Belgique | Belgique, Cour de cassation, 24 octobre 2018, P.18.0270.F


N° P.18.0270.F
COMMUNE D'EVERE, représentée par son collège des bourgmestre et échevins, dont les bureaux sont établis à Evere, square Hoedemaekers, 10,
partie civile,
demanderesse en cassation,
ayant pour conseils Maîtres David Ribant et Marc Uyttendaele, avocats au barreau de Bruxelles,

contre

C.L., T., inculpé,
défendeur en cassation,
ayant pour conseil Maître Mathieu Velghe, avocat au barreau de Bruxelles.




I. LA PROCÉDURE DEVANT LA COUR


Le pourvoi est dirigé contre un arrêt rendu le 21 février 2018 par la

cour d'appel de Bruxelles, chambre des mises en accusation.
La demanderesse invoque deux moyens dans un mémoi...

N° P.18.0270.F
COMMUNE D'EVERE, représentée par son collège des bourgmestre et échevins, dont les bureaux sont établis à Evere, square Hoedemaekers, 10,
partie civile,
demanderesse en cassation,
ayant pour conseils Maîtres David Ribant et Marc Uyttendaele, avocats au barreau de Bruxelles,

contre

C.L., T., inculpé,
défendeur en cassation,
ayant pour conseil Maître Mathieu Velghe, avocat au barreau de Bruxelles.

I. LA PROCÉDURE DEVANT LA COUR

Le pourvoi est dirigé contre un arrêt rendu le 21 février 2018 par la cour d'appel de Bruxelles, chambre des mises en accusation.
La demanderesse invoque deux moyens dans un mémoire annexé au présent arrêt, en copie certifiée conforme.
Le conseiller Tamara Konsek a fait rapport.
L'avocat général Michel Nolet de Brauwere a conclu.

II. LA DÉCISION DE LA COUR

Sur la fin de non-recevoir opposée au pourvoi par le défendeur et déduite de la méconnaissance des articles 703 du Code judiciaire, 416 et 427 du Code d'instruction criminelle et 123, 8°, et 270 de l'arrêté royal du 24 juin 1988 portant codification de la loi communale sous l'intitulé « Nouvelle loi communale » :

L'article 123, 8°, de la nouvelle loi communale dispose que le collège des bourgmestre et échevins est chargé des actions judiciaires.

Conformément à l'article 270, alinéa 1er, de la loi précitée, le collège des bourgmestre et échevins répond en justice à toute action intentée à la commune, il intente les actions en référé et les actions possessoires et il fait tous actes conservatoires ou interruptifs de la prescription et des déchéances.

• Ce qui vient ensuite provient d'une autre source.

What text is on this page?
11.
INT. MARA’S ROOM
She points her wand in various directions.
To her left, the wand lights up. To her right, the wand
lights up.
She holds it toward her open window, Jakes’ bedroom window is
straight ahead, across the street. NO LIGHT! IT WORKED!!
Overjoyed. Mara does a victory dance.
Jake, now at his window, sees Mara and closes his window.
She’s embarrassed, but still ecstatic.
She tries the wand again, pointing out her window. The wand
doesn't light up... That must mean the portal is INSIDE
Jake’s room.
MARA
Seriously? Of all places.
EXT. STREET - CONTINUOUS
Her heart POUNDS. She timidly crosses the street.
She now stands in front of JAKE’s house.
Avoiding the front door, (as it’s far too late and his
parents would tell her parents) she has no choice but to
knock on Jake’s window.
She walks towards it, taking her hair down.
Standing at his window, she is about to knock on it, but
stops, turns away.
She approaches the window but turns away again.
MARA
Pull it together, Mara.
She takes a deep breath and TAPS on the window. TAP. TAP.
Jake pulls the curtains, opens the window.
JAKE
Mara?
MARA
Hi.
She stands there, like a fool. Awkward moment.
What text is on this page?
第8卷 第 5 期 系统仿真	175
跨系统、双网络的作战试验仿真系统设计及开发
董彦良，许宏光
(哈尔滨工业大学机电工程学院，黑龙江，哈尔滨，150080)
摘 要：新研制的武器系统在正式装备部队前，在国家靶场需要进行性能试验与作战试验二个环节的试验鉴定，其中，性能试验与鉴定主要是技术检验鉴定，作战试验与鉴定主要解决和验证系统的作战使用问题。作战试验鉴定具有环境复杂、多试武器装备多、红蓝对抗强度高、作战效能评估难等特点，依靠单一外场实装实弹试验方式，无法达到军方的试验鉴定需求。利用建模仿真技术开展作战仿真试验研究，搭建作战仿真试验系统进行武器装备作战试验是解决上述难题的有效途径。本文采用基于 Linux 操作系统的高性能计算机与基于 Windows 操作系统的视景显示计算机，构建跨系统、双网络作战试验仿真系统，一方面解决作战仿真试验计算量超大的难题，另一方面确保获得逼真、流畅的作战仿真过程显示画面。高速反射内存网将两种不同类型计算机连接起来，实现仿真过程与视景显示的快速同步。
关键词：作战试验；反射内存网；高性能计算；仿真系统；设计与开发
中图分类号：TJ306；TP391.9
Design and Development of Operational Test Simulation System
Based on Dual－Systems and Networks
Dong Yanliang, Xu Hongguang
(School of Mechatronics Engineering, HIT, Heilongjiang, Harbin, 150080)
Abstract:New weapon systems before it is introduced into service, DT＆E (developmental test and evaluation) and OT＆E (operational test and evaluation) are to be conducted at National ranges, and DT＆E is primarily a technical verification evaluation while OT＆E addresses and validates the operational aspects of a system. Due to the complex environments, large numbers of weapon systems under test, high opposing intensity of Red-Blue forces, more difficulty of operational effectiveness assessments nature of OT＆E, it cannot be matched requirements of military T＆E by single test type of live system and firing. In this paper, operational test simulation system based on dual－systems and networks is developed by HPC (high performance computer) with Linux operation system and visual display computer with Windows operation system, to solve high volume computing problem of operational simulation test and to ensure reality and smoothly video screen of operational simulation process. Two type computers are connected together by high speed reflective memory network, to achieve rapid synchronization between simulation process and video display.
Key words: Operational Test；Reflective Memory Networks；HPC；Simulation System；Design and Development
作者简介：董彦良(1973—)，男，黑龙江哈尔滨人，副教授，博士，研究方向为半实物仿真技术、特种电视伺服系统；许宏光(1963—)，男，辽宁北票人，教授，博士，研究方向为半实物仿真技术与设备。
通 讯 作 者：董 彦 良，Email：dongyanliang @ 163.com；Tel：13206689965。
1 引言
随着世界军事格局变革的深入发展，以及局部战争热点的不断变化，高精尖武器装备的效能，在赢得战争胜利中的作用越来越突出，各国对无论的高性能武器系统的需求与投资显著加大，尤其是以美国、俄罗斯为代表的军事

Il ressort des pièces déposées par la demanderesse dans le délai de deux mois prévu par l'article 429 du Code d'instruction criminelle que
- par délibération du 6 mars 2018, le collège des bourgmestre et échevins a décidé de proposer au conseil communal d'introduire un pourvoi en cassation et de désigner à cet effet un avocat ;
- par délibération du 29 mars 2018, le conseil communal a approuvé la décision précitée du collège et l'a autorisé à former un pourvoi.

La fin de non-recevoir ne peut être accueillie.

Sur la fin de non-recevoir opposée au pourvoi et au mémoire par le défendeur et déduite de la méconnaissance des articles 427 et 429 du Code d'instruction criminelle :

Selon le défendeur, la demanderesse devait, à peine d'irrecevabilité, signifier son pourvoi au ministère public et lui communiquer son mémoire, dès lors que l'arrêt attaqué la condamne aux frais d'appel.

Le défendeur n'a pas d'intérêt à contester la légalité de la décision des juges d'appel de mettre lesdits frais à charge de la demanderesse.

La fin de non-recevoir ne peut être accueillie.

Sur le premier moyen :

Sur la fin de non-recevoir opposée au moyen par le défendeur et déduite de sa nouveauté et de son imprécision en tant qu'il est pris de la violation des articles 848, alinéas 1er et 3, du Code judiciaire, et 1998, alinéa 2, du Code civil :

Les autres dispositions dont la violation est invoquée au soutien du moyen suffisent pour l'examen de celui-ci.

La fin de non-recevoir ne peut être accueillie.

Quant à la première branche :

Le moyen est pris de la violation des articles 123, 8°, et 270, alinéa 2, de la nouvelle loi communale, 703 et 848, alinéas 1er et 3, du Code judiciaire et 1998, alinéa 2, du Code civil.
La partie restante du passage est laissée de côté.